After thawing of the cold traps, the pyrolysis oil was flushed out of the cold trap with 25 ml of methanol. The pyrolysis oil in methanol was filled into a prepared sample glass with cumene, the internal standard for the gas chromatography. After cooling of the reactor, the end pipe and the perforated plate insert were likewise flushed with 25 ml of methanol into a separate glass with cumene the internal standard.

A GC analysis was carried out of the cold trap sample and the reactor sample. 100 pL of cumene are used per sample solution of 25 ml and the pyrolysis oil.

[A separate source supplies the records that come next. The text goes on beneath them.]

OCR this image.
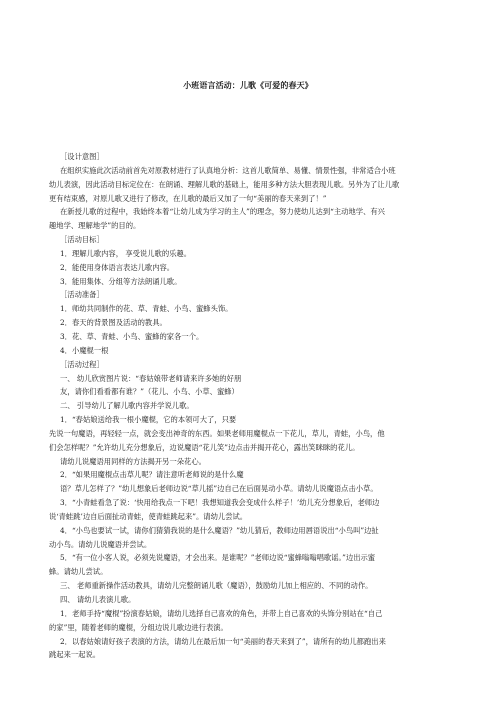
小班语言活动：儿歌《可爱的春天》
［设计意图］
在组织实施此次活动前首先对原教材进行了认真地分析：这首儿歌简单、易懂、情景性强，非常适合小班
幼儿表演，因此活动目标定位在：在朗诵、理解儿歌的基础上，能用多种方法大胆表现儿歌。另外为了让儿歌
更有结束感，对原儿歌又进行了修改，在儿歌的最后又加了一句“美丽的春天来到了！”
在新授儿歌的过程中，我始终本着“让幼儿成为学习的主人”的理念，努力使幼儿达到“主动地学、有兴
趣地学、理解地学”的目的。
［活动目标］
1．理解儿歌内容， 享受说儿歌的乐趣。
2．能使用身体语言表达儿歌内容。
3．能用集体、分组等方法朗诵儿歌。
［活动准备］
1．师幼共同制作的花、草、青蛙、小鸟、蜜蜂头饰。
2．春天的背景图及活动的教具。
3．花、草、青蛙、小鸟、蜜蜂的家各一个。
4．小魔棍一根
［活动过程］
一、 幼儿欣赏图片说：“春姑娘带老师请来许多她的好朋
友，请你们看看都有谁？”（花儿、小鸟、小草、蜜蜂）
二、 引导幼儿了解儿歌内容并学说儿歌。
1．“春姑娘送给我一根小魔棍，它的本领可大了，只要
先说一句魔语，再轻轻一点，就会变出神奇的东西。如果老师用魔棍点一下花儿，草儿，青蛙，小鸟，他
们会怎样呢？”允许幼儿充分想象后，边说魔语“花儿笑”边点击并揭开花心，露出笑眯眯的花儿。
请幼儿说魔语用同样的方法揭开另一朵花心。
2．“如果用魔棍点击草儿呢？请注意听老师说的是什么魔
语？草儿怎样了？”幼儿想象后老师边说“草儿摇”边自己在后面晃动小草。请幼儿说魔语点击小草。
3．“小青蛙看急了说：‘快用给我点一下吧！我想知道我会变成什么样子！’幼儿充分想象后，老师边
说‘青蛙跳’边自后面扯动青蛙，使青蛙跳起来”。请幼儿尝试。
4．“小鸟也要试一试，请你们猜猜我说的是什么魔语？”幼儿猜后，教师边用唇语说出“小鸟叫”边扯
动小鸟。请幼儿说魔语并尝试。
5．“有一位小客人说，必须先说魔语，才会出来。是谁呢？”老师边说“蜜蜂嗡嗡唱歌谣。”边出示蜜
蜂。请幼儿尝试。
三、 老师重新操作活动教具，请幼儿完整朗诵儿歌（魔语），鼓励幼儿加上相应的、不同的动作。
四、 请幼儿表演儿歌。
1．老师手持“魔棍”扮演春姑娘，请幼儿选择自己喜欢的角色，并带上自己喜欢的头饰分别站在“自己
的家”里，随着老师的魔棍，分组边说儿歌边进行表演。
2．以春姑娘请好孩子表演的方法，请幼儿在最后加一句“美丽的春天来到了”，请所有的幼儿都跑出来
跳起来一起说。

The GC system Agilent Technologies 7890 A was used for the analysis. The GC column, Rxi- 1ms, from Restek was used to separate the substances within the system. The length of the used column is 30 m, the inner diameter is 0.32 mm. The temperature range of the column is -60 °C up to 330/350 °C.

The evaluation of the GC data takes place via the software Chromeleon® (from Thermo Fisher Scientific). Results:

The composition as detected according to above described analysis is summarized in table 1 below. Table 1 : Composition of the pyrolysis product and the pyrolysis residue from fiber-reinforced composite material scrap pellets determined at 273°C [wt.-%]: wt.-% related to total weight of scrap pyrolysis results composite material pyrolysis product (oil): aniline 1,56 toluidine 0,58 methylenedianiline (MDA) 0,02

Acetone 0,17

1,4-dioxane 0,02 remainders (not further characterized) 4,71

Pyrolysis residue glass 73,00 coke 5,00

The remaining amount of components produced upon pyrolysis is assumed to be gaseous at ambient temperature and was therefore not detected by the procedure as described above or to be liquid but could not be detected due to the large set up in comparison to the obtained oil part.